To solve your problem, you have two options:
1. Try to create a singleton object with a lazy val representing the data, as given below:
object WekaModel {
lazy val data = {
// initialize data here. This will only happen once per JVM process
}
}
Then try to use the lazy val in your map function. The lazy val makes sure that each worker JVM initializes their own instance of the data. No serialization or broadcasts will be performed for data.
elementsRDD.map { element =>
// use WekaModel.data here
}
Advantages
This is more efficient, as it allows you to initialize your data once per JVM instance. This approach is actually a very good choice when needing to initialize a database connection pool for example.
Disadvantages
Less control over initialization, e.g. it gets trickier to initialize your object if you require runtime parameters.
You can not free up or release the object if you need to.Also, that is acceptable as the OS will free up the resources when the process exits.
2. Use mapPartition (or foreachPartition) method on the RDD instead of using just map.
This allows you to initialize whatever you need for the entire partition.

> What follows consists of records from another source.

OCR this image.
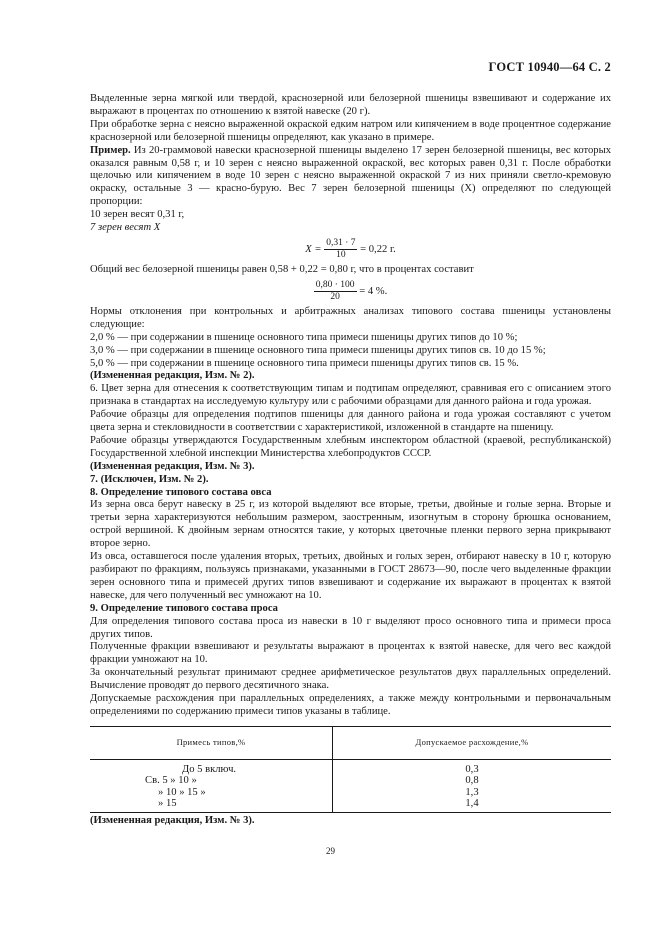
ГОСТ 10940—64 С. 2

Выделенные зерна мягкой или твердой, краснозерной или белозерной пшеницы взвешивают и содержание их выражают в процентах по отношению к взятой навеске (20 г).

При обработке зерна с неясно выраженной окраской едким натром или кипячением в воде процентное содержание краснозерной или белозерной пшеницы определяют, как указано в примере.

Пример. Из 20-граммовой навески краснозерной пшеницы выделено 17 зерен белозерной пшеницы, вес которых оказался равным 0,58 г, и 10 зерен с неясно выраженной окраской, вес которых равен 0,31 г. После обработки щелочью или кипячением в воде 10 зерен с неясно выраженной окраской 7 из них приняли светло-кремовую окраску, остальные 3 — красно-бурую. Вес 7 зерен белозерной пшеницы (X) определяют по следующей пропорции:

10 зерен весят 0,31 г,

7 зерен весят X

$X = \frac{0,31 \cdot 7}{10} = 0,22$ г.

Общий вес белозерной пшеницы равен 0,58 + 0,22 = 0,80 г, что в процентах составит

$\frac{0,80 \cdot 100}{20} = 4$ %.

Нормы отклонения при контрольных и арбитражных анализах типового состава пшеницы установлены следующие:

2,0 % — при содержании в пшенице основного типа примеси пшеницы других типов до 10 %;

3,0 % — при содержании в пшенице основного типа примеси пшеницы других типов св. 10 до 15 %;

5,0 % — при содержании в пшенице основного типа примеси пшеницы других типов св. 15 %.

(Измененная редакция, Изм. № 2).

6. Цвет зерна для отнесения к соответствующим типам и подтипам определяют, сравнивая его с описанием этого признака в стандартах на исследуемую культуру или с рабочими образцами для данного района и года урожая.

Рабочие образцы для определения подтипов пшеницы для данного района и года урожая составляют с учетом цвета зерна и стекловидности в соответствии с характеристикой, изложенной в стандарте на пшеницу.

Рабочие образцы утверждаются Государственным хлебным инспектором областной (краевой, республиканской) Государственной хлебной инспекции Министерства хлебопродуктов СССР.

(Измененная редакция, Изм. № 3).

7. (Исключен, Изм. № 2).

8. Определение типового состава овса

Из зерна овса берут навеску в 25 г, из которой выделяют все вторые, третьи, двойные и голые зерна. Вторые и третьи зерна характеризуются небольшим размером, заостренным, изогнутым в сторону брюшка основанием, острой вершиной. К двойным зернам относятся такие, у которых цветочные пленки первого зерна прикрывают второе зерно.

Из овса, оставшегося после удаления вторых, третьих, двойных и голых зерен, отбирают навеску в 10 г, которую разбирают по фракциям, пользуясь признаками, указанными в ГОСТ 28673—90, после чего выделенные фракции зерен основного типа и примесей других типов взвешивают и содержание их выражают в процентах к взятой навеске, для чего полученный вес умножают на 10.

9. Определение типового состава проса

Для определения типового состава проса из навески в 10 г выделяют просо основного типа и примеси проса других типов.

Полученные фракции взвешивают и результаты выражают в процентах к взятой навеске, для чего вес каждой фракции умножают на 10.

За окончательный результат принимают среднее арифметическое результатов двух параллельных определений. Вычисление проводят до первого десятичного знака.

Допускаемые расхождения при параллельных определениях, а также между контрольными и первоначальным определениями по содержанию примеси типов указаны в таблице.

Примесь типов,%	Допускаемое расхождение,%
До 5 включ.	0,3
Св. 5 » 10 »	0,8
» 10 » 15 »	1,3
» 15	1,4

(Измененная редакция, Изм. № 3).

29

elementsRDD.mapPartition { elements =>
val model = new WekaModel()
elements.map { element =>
// use model and element. There is a single instance of model per partition.
}
}
Advantage
Provides more flexibility in the initialization and deinitialization of objects.
Disadvantage
Each partition creates and initializes a new instance of your object. Depending on how many partitions you have per JVM instance, it may or may not be an issue.